Standing brings with it a gamut of other problems, because people don’t really seem to understand the etiquette for standing on a bus. You see those big yellow poles appearing at intervals down the length of the bus? They are neither structural nor aesthetic; they are for holding, so that you don’t fall over while the bus is moving. Those people who do have to stand are meant to filter down the bus, starting at the back, holding on to said yellow poles, and as the bus fills the standers get closer to the front. Not so. The first person who has to stand will do so 3 inches behind the driver’s cab. The next passenger tries to squeeze into this 3-inch gap, and so it continues until there are 10 people crowded into the first 6 feet of the bus, so tightly packed that even Johnny’s pot smoke couldn't get through, let alone a passenger wishing to disembark. For some reason that is beyond my comprehension there is a distinct refusal to space out. I want to shout at them, I actually want to yell in their stupid faces that it’s quite a simple process – move down the fucking bus. If you get in my way when I need to get off I'm going to kick you in the shins. And then, at the last stop before I get to work, on get Cat and India – two Alderley Edge School for Girls pupils and living proof that money cannot buy sense – who are of the opinion that the bag rack is for sitting in, and the floor is the correct place for their school bags, sports bags and hockey sticks. What about when people need to get off the bus? Do they pick up their bags at this point? They do not. What they do is stick one of their legs over it, so instead of tripping on the bag you can trip on their leg instead – much better.
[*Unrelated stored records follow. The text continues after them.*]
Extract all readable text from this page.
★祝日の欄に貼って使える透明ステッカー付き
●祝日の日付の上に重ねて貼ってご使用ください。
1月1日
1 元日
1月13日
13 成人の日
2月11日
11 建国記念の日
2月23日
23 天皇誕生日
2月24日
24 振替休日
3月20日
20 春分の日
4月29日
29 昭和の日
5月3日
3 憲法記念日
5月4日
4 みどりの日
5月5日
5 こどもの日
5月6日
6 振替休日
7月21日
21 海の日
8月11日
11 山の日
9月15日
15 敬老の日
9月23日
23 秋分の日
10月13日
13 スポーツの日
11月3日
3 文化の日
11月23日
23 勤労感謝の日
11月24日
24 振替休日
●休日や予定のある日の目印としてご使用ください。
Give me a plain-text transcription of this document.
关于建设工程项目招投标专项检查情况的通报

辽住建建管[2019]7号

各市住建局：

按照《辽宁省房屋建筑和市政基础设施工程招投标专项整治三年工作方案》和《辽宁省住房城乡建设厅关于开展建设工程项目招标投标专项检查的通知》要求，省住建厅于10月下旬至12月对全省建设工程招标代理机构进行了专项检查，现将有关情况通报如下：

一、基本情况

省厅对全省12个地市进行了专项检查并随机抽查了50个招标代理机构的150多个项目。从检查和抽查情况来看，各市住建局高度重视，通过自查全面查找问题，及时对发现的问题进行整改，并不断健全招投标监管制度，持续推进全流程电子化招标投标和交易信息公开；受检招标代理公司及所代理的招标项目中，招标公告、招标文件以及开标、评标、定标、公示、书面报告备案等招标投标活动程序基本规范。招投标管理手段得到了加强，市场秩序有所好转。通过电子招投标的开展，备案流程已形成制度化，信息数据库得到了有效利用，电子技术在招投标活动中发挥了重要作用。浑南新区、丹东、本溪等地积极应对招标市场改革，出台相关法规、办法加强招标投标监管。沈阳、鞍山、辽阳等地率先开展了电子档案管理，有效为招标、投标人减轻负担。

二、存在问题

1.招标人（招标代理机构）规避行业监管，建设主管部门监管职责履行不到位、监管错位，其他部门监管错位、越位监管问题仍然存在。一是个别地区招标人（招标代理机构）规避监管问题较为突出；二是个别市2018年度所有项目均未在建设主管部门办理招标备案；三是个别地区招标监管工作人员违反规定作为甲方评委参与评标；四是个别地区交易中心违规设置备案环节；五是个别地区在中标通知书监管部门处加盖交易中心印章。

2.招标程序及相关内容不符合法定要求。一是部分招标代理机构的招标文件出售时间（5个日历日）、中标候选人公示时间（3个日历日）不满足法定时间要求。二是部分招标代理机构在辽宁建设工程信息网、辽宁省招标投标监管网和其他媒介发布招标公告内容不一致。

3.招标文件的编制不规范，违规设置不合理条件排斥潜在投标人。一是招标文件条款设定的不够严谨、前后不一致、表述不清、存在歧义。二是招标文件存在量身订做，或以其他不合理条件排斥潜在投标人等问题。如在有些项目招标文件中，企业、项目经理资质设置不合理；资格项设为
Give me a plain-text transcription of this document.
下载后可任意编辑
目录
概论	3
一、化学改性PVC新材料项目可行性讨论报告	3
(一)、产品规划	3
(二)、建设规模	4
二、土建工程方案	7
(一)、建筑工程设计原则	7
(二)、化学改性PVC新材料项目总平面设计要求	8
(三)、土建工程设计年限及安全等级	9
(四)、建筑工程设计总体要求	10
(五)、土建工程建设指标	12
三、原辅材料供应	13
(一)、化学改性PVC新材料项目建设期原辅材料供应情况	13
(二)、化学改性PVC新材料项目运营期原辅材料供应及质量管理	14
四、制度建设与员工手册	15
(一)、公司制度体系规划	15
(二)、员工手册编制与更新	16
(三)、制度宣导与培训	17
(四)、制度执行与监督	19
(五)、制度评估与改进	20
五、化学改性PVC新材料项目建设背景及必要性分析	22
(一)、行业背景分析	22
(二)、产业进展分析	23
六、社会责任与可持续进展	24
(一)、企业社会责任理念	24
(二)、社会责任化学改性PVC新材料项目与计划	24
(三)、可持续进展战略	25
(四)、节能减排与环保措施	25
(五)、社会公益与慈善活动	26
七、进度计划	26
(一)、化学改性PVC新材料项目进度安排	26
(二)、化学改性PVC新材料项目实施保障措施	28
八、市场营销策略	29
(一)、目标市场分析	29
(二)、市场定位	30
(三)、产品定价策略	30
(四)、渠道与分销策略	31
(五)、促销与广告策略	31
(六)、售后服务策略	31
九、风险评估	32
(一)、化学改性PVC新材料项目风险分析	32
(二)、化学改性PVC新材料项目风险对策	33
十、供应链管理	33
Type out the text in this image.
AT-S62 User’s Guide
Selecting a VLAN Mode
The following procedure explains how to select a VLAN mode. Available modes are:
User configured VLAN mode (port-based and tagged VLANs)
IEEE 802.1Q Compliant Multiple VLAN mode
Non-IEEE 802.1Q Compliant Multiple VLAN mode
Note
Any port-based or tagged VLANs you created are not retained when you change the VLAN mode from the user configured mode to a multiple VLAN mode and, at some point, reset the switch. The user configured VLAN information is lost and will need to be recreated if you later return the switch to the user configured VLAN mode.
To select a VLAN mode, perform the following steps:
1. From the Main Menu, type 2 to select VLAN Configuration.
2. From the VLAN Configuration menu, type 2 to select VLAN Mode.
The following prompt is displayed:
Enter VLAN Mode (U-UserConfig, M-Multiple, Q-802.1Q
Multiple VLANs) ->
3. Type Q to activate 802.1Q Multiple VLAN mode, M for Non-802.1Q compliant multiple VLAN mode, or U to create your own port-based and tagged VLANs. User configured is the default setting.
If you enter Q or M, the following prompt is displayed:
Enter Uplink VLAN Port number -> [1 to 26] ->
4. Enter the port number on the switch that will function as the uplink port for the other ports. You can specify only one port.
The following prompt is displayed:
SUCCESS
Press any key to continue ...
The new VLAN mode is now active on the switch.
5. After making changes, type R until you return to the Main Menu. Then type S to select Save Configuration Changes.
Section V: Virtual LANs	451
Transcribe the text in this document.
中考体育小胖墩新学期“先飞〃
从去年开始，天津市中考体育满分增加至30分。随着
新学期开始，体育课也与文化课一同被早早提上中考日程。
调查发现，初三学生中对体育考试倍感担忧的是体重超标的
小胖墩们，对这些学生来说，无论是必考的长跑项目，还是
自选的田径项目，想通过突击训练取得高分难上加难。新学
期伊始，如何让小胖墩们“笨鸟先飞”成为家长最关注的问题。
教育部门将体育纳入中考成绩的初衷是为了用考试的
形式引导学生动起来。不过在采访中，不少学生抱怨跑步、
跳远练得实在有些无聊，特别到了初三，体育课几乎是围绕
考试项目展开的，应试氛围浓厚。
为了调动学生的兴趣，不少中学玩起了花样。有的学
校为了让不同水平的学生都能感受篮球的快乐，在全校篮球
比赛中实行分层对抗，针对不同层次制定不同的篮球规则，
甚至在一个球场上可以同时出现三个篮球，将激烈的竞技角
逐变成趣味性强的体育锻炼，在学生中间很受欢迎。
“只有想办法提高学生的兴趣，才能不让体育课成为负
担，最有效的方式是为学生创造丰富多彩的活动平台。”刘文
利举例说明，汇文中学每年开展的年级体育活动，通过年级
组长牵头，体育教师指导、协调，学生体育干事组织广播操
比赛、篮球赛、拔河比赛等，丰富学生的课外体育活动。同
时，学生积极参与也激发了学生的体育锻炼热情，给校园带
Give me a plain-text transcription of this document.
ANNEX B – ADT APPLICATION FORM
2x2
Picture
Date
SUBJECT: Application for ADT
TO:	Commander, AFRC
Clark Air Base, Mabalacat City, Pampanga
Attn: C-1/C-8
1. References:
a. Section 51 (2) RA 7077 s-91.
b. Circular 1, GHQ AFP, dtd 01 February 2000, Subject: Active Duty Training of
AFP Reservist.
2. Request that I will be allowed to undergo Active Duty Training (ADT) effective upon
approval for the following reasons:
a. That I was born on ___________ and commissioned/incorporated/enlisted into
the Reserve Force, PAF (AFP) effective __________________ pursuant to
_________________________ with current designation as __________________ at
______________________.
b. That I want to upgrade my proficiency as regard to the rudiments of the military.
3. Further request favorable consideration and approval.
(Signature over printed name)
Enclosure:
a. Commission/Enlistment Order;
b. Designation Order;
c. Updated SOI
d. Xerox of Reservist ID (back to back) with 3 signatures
Considering this is how I start my day, it’s a miracle I'm so pleasant.

There is one positive about the bus ride to work (although to be fair it would be the same good thing if I was in a car). On a telegraph pole there's a plastic holder, and in said holder there is always, without fail, a bunch of yellow roses. The reason this makes me smile is because yellow roses were the favourite flower of my mother, and evidently they are the favourite flower of someone else too. I guess they may be commemorating something sad, but every day when I see them I think of my Ma, and that can only be a good thing.